This article originally appeared in the Globe and Mail.
By Jerome Gessaroli, January 14, 2026
Without a single track laid, the Alto high-speed rail project is barrelling toward a costly fiscal reckoning.
Size is a major factor. Alto is estimated to cost $60-billion to $90-billion and cover more than 1,000 kilometres. For an infrastructure project of that scale, even minor planning errors can add billions in public costs. Compounding that risk, Ottawa has proposed accelerating construction by roughly four years, effectively locking in fiscal and political commitments before routes, station locations and land requirements are resolved.
There is nothing wrong with wanting Canada to pursue large projects that could add long-term value. Ambitious infrastructure can play a constructive role in economic development and national cohesion. Concern arises when an initiative is sold through aspirational language – described as a “game-changer,” a “generational investment” or a way to “turbocharge” the economy – before its costs, scope and risks are clear.
That framing builds political momentum that constrains scrutiny and makes it harder to revisit assumptions as new evidence emerges, often resulting in higher costs for taxpayers and less than promised for future users.
Yet Alto is being pushed forward despite key unanswered questions – including where the line will run, where stations will be located, how the train will enter major cities and what land must be acquired.
International best practice, including guidance from the Organization for Economic Co-operation and Development and research by economic geographer Bent Flyvbjerg, cautions against committing to large infrastructure projects before routes, costs and delivery risks are clearly understood. Accelerating a project of this scale under such conditions increases the likelihood that practical problems will emerge only after political and financial commitments are locked in.
Canada has limited experience in building true high-speed rail. Even European countries with decades of experience often face major delays and cost overruns. Canada would be undertaking this for the first time, in an economy that has for years struggled to deliver infrastructure projects on time and on budget.
A 2018 European Union audit found high-speed rail projects across the union experienced average cost increases of 78 per cent over original estimates. If jurisdictions with established expertise face increases of that scale, the fiscal risks for a first-of-its-kind Canadian project are inevitably higher.
Canada has a recent record of large overruns on projects less complex than high-speed rail. Metrolinx says Ontario Line construction costs have nearly doubled since an original $10.9-billion estimate. The Trans Mountain pipeline expansion’s final cost of $34-billion was about $28-billion above its original estimate. If projects of lesser complexity can go so far off course, a $60-billion to $90-billion high-speed rail carries fiscal risk on a different order. Political urgency cannot override complex engineering realities.
The real question is how expensive Alto would be for the travel time it saves. Publicly available estimates suggest that high-speed rail on the Toronto–Quebec City corridor would reduce end-to-end travel times by roughly four hours compared with today’s service.
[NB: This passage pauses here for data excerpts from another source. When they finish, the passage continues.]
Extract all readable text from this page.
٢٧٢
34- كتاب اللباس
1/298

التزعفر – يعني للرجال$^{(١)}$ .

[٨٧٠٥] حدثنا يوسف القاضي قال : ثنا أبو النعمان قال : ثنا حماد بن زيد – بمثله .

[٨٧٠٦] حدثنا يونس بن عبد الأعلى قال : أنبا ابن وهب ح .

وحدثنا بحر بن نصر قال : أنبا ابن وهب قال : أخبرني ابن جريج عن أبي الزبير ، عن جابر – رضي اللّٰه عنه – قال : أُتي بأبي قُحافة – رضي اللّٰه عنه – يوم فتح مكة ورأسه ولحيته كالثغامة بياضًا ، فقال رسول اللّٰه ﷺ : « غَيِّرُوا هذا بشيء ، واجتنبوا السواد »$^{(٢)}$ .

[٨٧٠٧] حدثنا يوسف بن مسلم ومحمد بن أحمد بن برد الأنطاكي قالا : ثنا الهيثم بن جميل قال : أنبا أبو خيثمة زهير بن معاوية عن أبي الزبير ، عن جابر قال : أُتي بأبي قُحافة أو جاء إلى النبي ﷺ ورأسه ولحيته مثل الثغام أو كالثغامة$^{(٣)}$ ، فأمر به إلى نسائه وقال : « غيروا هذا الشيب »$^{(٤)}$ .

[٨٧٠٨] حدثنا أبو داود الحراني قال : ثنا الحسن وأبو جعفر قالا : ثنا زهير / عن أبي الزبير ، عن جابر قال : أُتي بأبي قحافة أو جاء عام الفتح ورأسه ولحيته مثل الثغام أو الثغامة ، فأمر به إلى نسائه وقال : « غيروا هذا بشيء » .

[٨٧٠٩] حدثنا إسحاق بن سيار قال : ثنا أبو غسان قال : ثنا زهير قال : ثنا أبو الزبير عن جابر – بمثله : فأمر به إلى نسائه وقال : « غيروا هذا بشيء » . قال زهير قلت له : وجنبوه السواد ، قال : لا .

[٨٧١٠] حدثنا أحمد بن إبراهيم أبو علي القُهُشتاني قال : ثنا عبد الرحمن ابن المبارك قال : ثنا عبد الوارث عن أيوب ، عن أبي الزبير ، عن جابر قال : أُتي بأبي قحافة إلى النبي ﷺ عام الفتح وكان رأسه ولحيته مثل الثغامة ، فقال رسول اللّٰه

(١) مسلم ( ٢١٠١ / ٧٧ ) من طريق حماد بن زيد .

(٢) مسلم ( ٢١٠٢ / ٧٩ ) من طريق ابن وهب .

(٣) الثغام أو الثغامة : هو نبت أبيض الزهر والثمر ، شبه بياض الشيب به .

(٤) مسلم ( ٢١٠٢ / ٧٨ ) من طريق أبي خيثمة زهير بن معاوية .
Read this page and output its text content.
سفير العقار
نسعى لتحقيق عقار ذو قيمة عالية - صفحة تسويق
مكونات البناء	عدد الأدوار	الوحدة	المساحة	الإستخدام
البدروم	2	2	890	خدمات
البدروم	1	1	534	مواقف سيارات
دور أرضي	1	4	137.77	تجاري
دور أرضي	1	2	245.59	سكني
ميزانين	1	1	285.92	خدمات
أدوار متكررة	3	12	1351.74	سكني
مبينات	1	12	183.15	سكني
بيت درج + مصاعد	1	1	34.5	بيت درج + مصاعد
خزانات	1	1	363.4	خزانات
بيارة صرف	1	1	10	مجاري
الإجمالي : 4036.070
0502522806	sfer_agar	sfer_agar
On that basis, the project implies capital costs of roughly $250-million to $375-million for each minute of travel time saved.
For context, the 2018 audit of EU projects found average costs of €90-million a minute saved ($146-million), though there was wide variation between lines. Alto appears well above that average.
It is also useful to compare costs on a per-kilometre basis. High-speed rail lines in Europe have averaged about €25-million per kilometre, or roughly $40-million, according to the same EU analysis. For a corridor of about 1,000 kilometres, Alto would imply costs of about $60-million to $90-million a kilometre – again, materially higher than Europe.
A 2025 C.D. Howe Institute report estimates high-speed rail could deliver $15-billion to $27-billion in benefits, ranging from faster and more reliable travel, reduced road congestion, improved economic connectivity and lower emissions. These benefits exclude operating revenues, and the report does not assess whether total benefits exceed the project’s costs. Even so, the benefits identified are modest relative to the capital investment required to build a high-speed rail line.
Proponents of Alto also point to the use of public-private partnership to manage some fiscal risk. While this approach can shift some delivery and performance risks to private partners, cost increases from design changes, land acquisition, permitting or delays ultimately fall to government. For a project of this scale, taxpayers remain the backstop if costs rise or assumptions prove optimistic.
The economic case for the full Alto corridor hasn’t yet publicly cleared a conservative cost-benefit test. Earlier federal analysis suggested the Montreal–Ottawa–Toronto segment was more plausible than the full Toronto-Quebec City corridor. The much higher costs now being discussed only further raise the bar to deliver corresponding benefits.
The core issue with Alto is premature commitment. Best practice uses solid business cases to decide whether a project should move ahead before political commitments are locked in. Ottawa should lean on the brakes until that business case exists.
Jerome Gessaroli is a senior fellow at the Macdonald-Laurier Institute and leads the Sound Economic Policy Project at the British Columbia Institute of Technology.